Improved Patient Progression and Throughput

A major goal of any healthcare organization is to achieve positive patient outcomes and high patient satisfaction. One way to do this is by improving patient progression, patient throughput, and patient flow so that each patient receives exactly the care they require in a timely fashion. Unfortunately, unmanaged simultaneous demand for limited organizational resources often prevents efficient patient progression and throughput. Limited bed and staff availability cause patients to wait in care settings inappropriate for their condition. Diagnostics get backed up and delay care decisions.
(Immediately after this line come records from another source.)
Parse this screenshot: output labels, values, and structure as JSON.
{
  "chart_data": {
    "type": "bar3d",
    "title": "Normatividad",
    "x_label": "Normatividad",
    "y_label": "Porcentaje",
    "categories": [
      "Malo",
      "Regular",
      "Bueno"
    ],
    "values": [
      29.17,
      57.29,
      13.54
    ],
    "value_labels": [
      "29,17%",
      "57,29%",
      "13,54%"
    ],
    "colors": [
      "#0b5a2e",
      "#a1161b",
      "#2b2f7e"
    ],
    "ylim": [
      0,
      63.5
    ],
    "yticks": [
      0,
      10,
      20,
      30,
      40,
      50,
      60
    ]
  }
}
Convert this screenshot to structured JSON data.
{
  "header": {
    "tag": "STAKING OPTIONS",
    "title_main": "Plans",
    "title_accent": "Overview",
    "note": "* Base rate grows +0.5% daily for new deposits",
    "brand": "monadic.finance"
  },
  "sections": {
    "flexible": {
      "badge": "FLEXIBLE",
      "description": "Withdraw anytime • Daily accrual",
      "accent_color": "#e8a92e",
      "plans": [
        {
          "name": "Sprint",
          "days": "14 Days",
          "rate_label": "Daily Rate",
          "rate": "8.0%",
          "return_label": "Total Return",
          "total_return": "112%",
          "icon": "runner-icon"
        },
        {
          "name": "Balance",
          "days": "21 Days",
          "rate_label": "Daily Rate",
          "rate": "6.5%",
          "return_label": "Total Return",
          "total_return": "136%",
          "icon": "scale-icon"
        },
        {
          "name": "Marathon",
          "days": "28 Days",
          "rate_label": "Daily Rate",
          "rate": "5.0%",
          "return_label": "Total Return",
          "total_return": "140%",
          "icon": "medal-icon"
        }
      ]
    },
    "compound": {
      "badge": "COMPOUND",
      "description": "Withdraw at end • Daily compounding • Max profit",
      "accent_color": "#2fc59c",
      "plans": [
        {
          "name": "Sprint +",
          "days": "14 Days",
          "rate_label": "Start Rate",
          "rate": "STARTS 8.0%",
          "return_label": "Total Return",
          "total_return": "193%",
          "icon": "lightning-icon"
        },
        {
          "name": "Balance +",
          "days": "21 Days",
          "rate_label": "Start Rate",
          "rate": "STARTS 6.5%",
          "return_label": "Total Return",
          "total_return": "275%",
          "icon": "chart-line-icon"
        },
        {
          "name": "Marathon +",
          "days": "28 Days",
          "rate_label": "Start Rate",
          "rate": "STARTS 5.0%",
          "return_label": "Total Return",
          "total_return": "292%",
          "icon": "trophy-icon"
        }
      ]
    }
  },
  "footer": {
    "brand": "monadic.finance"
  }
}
Patient progression, satisfaction, and outcomes suffer.

Not only does a hub-and-spoke operating system alleviate issues that lead to these problems in the first place, but it also makes the rerouting and reallocation of resources more efficient and seamless to the patient (a huge win for patient experience!). This is accomplished through bidirectional information flow between the hub and the spokes. Predictive analytics and information on anticipated demand are front-and-center and generated in real-time.  Quickly sharing this critical information makes the process smoother for patients and improves bed-capacity management.

Bidirectional information flow means that ‘spokes’ communicate more effectively with the ‘hub’ to help drive informed decision-making. Overall, organizational efficiency is maximized, and the organization can quickly adapt to changing patient loads and demands. Most importantly, staff and patients are empowered with actionable information to make better real-time decisions that result in improved outcomes for patients and staff alike.


Fun Fact

Did you know this same model was used during the first manned lunar landing? That’s right. Not only were decisions made by mission control, but Neil Armstrong actually took the spacecraft off of auto-pilot and made a white-knuckle, manual landing when he saw it was guiding them directly toward the mouth of a dangerous looking crater. If it were up to mission control alone, they would have had to abandon the mission.